The zoo created a third family group with Ndume. The zoo introduced Ndume to other gorillas at his pace and he determined which female gorillas were the best fit for him. Once Ndume was acclimated to the zoo environment, he was put on exhibit and introduced to zoo guests. He has been introduced to a troop with two female gorillas, Chewie and Mara.

==Center of lawsuit==
After Koko died, the Cincinnati Zoo along with the AZA contacted the Gorilla Foundation and requested that Ndume be transferred back to the Cincinnati Zoo. However, the Gorilla Foundation and Penny Patterson said "...There is a significant probability that proceeding down the path proposed by the American Zoo Association may kill Ndume — either during transfer, or within weeks or months thereafter." In response, the Cincinnati Zoo stated that since 2007 there have been 150 gorilla transfers that have resulted in no problems or transfer-related deaths. The Cincinnati Zoo has also said that gorillas as old as 45 have been successfully transferred and have lived to be over 50 years old.

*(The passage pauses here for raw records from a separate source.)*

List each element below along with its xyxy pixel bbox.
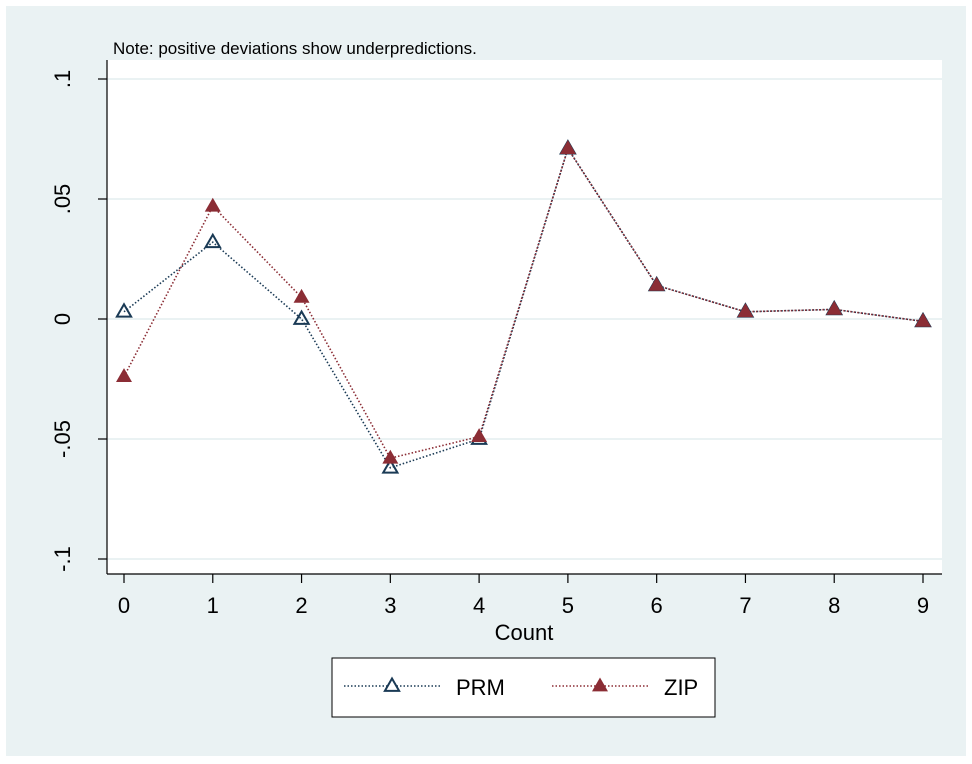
x-tick-label: 9	[917, 593, 929, 618]
point-zip	[204, 197, 221, 212]
point-zip	[293, 288, 310, 303]
y-tick-label: 0	[50, 313, 75, 325]
point-zip	[915, 312, 931, 327]
point-prm	[203, 232, 222, 249]
x-tick-label: 3	[384, 593, 396, 618]
x-tick-label: 7	[739, 593, 751, 618]
plot-area	[107, 60, 942, 574]
series	[115, 139, 932, 474]
y-tick-label: .05	[50, 184, 75, 215]
legend-label-prm: PRM	[456, 675, 505, 700]
gridlines	[107, 78, 942, 560]
x-axis-title: Count	[495, 620, 554, 645]
point-zip	[382, 449, 399, 464]
y-tick-label: -.1	[50, 546, 75, 572]
chart-note: Note: positive deviations show underpred…	[113, 39, 477, 58]
point-prm	[292, 309, 311, 325]
x-ticks: 0 1 2 3 4 5 6 7 8 9	[118, 574, 929, 618]
x-tick-label: 1	[207, 593, 219, 618]
axes	[106, 60, 942, 575]
legend: PRM ZIP	[331, 657, 716, 718]
series-line-prm	[123, 146, 924, 469]
y-ticks: -.1 -.05 0 .05 .1	[50, 70, 107, 572]
point-prm	[381, 458, 400, 474]
point-zip	[559, 140, 576, 154]
x-tick-label: 0	[118, 593, 130, 618]
y-tick-label: .1	[50, 70, 75, 88]
legend-marker-zip	[592, 677, 608, 692]
point-prm	[115, 302, 133, 318]
point-zip	[737, 303, 754, 318]
y-tick-label: -.05	[50, 420, 75, 458]
x-tick-label: 5	[562, 593, 574, 618]
point-zip	[471, 428, 488, 442]
point-zip	[826, 300, 843, 315]
point-zip	[116, 368, 132, 382]
series-line-zip	[123, 146, 924, 460]
legend-marker-prm	[383, 676, 401, 692]
x-tick-label: 6	[651, 593, 663, 618]
x-tick-label: 4	[473, 593, 485, 618]
legend-label-zip: ZIP	[664, 675, 698, 700]
x-tick-label: 8	[828, 593, 840, 618]
x-tick-label: 2	[295, 593, 307, 618]
point-zip	[648, 276, 665, 291]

The Cincinnati Zoo also accused the Gorilla Foundation of risking Ndume's mental health by refusing to give him up because he has had no contact with other gorillas since Koko's passing. Ron Evans, the Curator of Primates at the Cincinnati Zoo, said, "Having gorillas around other gorillas is a foundation need for gorillas." The foundation defended keeping Ndume in isolation, claiming, "He is with a strong family support group of human great apes, from whom he takes great comfort." The Gorilla Foundation also stated that "[when Ndume] overheard a discussion about his possible transfer to the zoo,” he reacted by "crying, screaming, banging and shoving objects for 14 hours."

On October 25, 2018, the Cincinnati Zoo filed a federal lawsuit against the Gorilla Foundation on the grounds that they failed to comply with the loan agreement that was mutually agreed-upon and updated in 2015. The agreement stated, "Upon the death of Koko, Ndume will be placed at an AZA institution recommended by the Gorilla Species Survival Plan and the Cincinnati Zoo & Botanical Garden."

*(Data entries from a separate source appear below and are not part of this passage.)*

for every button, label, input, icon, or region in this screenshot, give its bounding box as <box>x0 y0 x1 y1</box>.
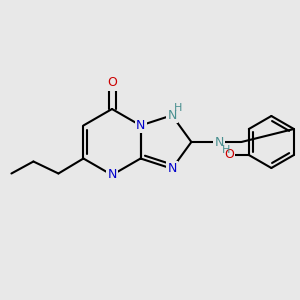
Text: H: H <box>174 103 182 113</box>
Text: O: O <box>107 76 117 89</box>
Text: N: N <box>167 109 177 122</box>
Text: H: H <box>222 145 230 155</box>
Text: N: N <box>167 162 177 175</box>
Text: N: N <box>215 136 224 148</box>
Text: N: N <box>136 119 145 132</box>
Text: N: N <box>107 169 117 182</box>
Text: O: O <box>224 148 234 161</box>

During the case, PETA filed an amicus brief in support of the Cincinnati Zoo's lawsuit.

On February 1, 2019, Judge Richard Seeborg announced that Ndume will be transferred back to the Cincinnati Zoo. Seeborg wrote, "There is no legal basis to negate that agreement now. Given that both sides represent that the well-being of Ndume is their paramount interest, however, they are expected to cooperate now to ensure the conditions under which he is transported to the Zoo and begins living there are as optimal as can reasonably be achieved."

It was announced that Ndume would be sent back to the Cincinnati Zoo from the Gorilla Foundation on May 13. Before being transferred, Ndume began to go through crate training.

Ndume was scheduled to be transferred to the Cincinnati Zoo on May 13 and later June 4, but both transfer dates were delayed. On June 4, the Cincinnati Zoo filed a joint status update asking Judge Richard Seeborg to set Ndume's transfer date for June 12. The Gorilla Foundation notified the Cincinnati Zoo that they would not allow Ndume's transfer on June 4 because of a doctor finding Balantidium coli (B. coli) in Ndume's fecal matter. An attorney for the Gorilla Foundation suggested that Ndume was suffering from "...extreme stress [after] hearing the transfer crate being closed..." and transferring Ndume "could prove fatal." However, the Cincinnati Zoo disagreed with the Gorilla Foundation stating they "are not concerned that the presence of this trace amount of the non-active form of the protozoal organism poses a health risk to Ndume or should prevent his transfer."

Ndume was successfully transferred back to the Cincinnati Zoo on June 14 after being flown into Cincinnati. Following Ndume's arrival back to the zoo, PETA said in a statement "After years of pressure from PETA, Ndume is now back where he was born, in a place where he’s supported by expert care and has a chance to socialize with other gorillas." The Cincinnati Zoo introduced Ndume to female gorillas and they formed a troop.